[Date Prev][Date Next][Thread Prev][Thread Next][Date Index][Thread Index]

Re: strings draft

This page is part of the web mail archives of SRFI 50 from before July 7th, 2015. The new archives for SRFI 50 contain all messages, not just those from before July 7th, 2015.

    > From: bear <bear@xxxxxxxxx>

    > >    > >   While R6RS should not require that CHAR? be a subset of Unicode,
    > >    > >   it should specify the semantics of string indexes for strings
    > >    > >   which _are_ subsets of Unicode.

    > I'll go along with that, and I have no trouble conforming.  In
    > that case the "large characters" may simply be regarded as lying
    > outside unicode.

An interesting interpretation that I hadn't intended to permit but I
don't see any problem with it (for R6RS).   None at all.  Sweet,
sweet, sweet.

Maybe beyond R6RS we can duke it out later over some Unicode SRFIs :-)
(Actually, my hunch is there isn't even _much_ (a little, perhaps) to
disagree about there.)

    > >    > Computing the codepoint-index on demand would require a traversal
    > >    > of the string, an O(N) operation, using my current representation.
    > >    > That's clearly intolerable. But in the same tree structure where I
    > >    > now just keep character indexes, I can add additional fields for
    > >    > codepoint indexes as well, making it an O(log N) operation.

    > > And if you were to use self-balancing trees, it would be an
    > > expected-case O(1) operation.

    > ???  Balanced trees are still trees, and if the tree is exp(n) long
    > there are still O(n) links to follow from the root to a leaf.  Can
    > you explain what you mean?

I mean that you should (maybe, don't know enough about your apps and
environment) use splay trees so that string algorithms displaying a
reasonable degree of locality will be able to locate indexes in
expected-case O(1).  Of course if memory constraints and usage
guarantee that your particular non-splay trees or guaranteed to be
shallow -- that's just as good.

    > > Only because you are in a mindset where you want CHAR? to be a
    > > combining char sequence.  There are so many problems with permitting
    > > that as a conformant Scheme that I think it has to be rejected.  You
    > > need to pick a different type for what you currently call CHAR?.

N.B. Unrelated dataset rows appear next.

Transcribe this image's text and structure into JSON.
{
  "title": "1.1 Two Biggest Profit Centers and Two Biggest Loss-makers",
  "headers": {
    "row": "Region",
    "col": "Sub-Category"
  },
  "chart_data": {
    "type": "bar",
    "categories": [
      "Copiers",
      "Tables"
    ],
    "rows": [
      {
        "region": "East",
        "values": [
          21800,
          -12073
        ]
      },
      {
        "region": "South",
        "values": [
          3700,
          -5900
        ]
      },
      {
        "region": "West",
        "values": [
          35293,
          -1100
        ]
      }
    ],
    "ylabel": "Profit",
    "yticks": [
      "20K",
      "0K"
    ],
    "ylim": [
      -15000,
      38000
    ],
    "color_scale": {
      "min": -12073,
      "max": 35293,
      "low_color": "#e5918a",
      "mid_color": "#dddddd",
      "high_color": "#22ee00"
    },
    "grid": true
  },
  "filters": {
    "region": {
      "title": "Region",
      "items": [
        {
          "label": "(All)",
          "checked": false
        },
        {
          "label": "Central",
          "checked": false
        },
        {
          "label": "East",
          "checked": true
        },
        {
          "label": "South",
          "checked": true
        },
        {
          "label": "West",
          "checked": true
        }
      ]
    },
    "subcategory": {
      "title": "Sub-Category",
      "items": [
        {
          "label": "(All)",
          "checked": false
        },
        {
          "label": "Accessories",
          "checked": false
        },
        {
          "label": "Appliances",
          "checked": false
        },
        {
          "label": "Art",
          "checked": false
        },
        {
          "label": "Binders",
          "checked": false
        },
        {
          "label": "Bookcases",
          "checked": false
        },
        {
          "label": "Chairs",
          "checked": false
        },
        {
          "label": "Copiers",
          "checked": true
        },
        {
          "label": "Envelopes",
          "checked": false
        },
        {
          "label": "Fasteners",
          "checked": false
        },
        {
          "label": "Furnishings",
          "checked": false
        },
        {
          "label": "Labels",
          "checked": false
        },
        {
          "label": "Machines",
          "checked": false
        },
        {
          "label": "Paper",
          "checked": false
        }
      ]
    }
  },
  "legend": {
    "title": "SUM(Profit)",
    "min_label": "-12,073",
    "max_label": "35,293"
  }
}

    > I want char? to be a character, and to never have to care, on the
    > scheme side of things, about how exactly it's represented, whether
    > it's in unicode as a single codepoint or several, or etc.  I don't
    > give a flying leap whether unicode regards it as a combining
    > sequence or not, and I don't want to *have* to give a flying leap
    > about whether it's represented as a combining sequence or not.  If
    > it functions linguistically as a character, I want to be able to
    > write scheme code that treats it as a character.  I don't want to
    > ever have to worry or think about the representation, until I'm doing
    > I/O or passing a value across an FFI and the representation becomes
    > important.

I think that the "In bear's Scheme, a string containing a
(non-unitary) combining sequence simply doesn't count as a string of
Unicode characters" interpretation eliminates all the conflicts I was
worried about between my proposal and your implementation.  Perfect.
Excellent.  Sweet, sweet, sweet.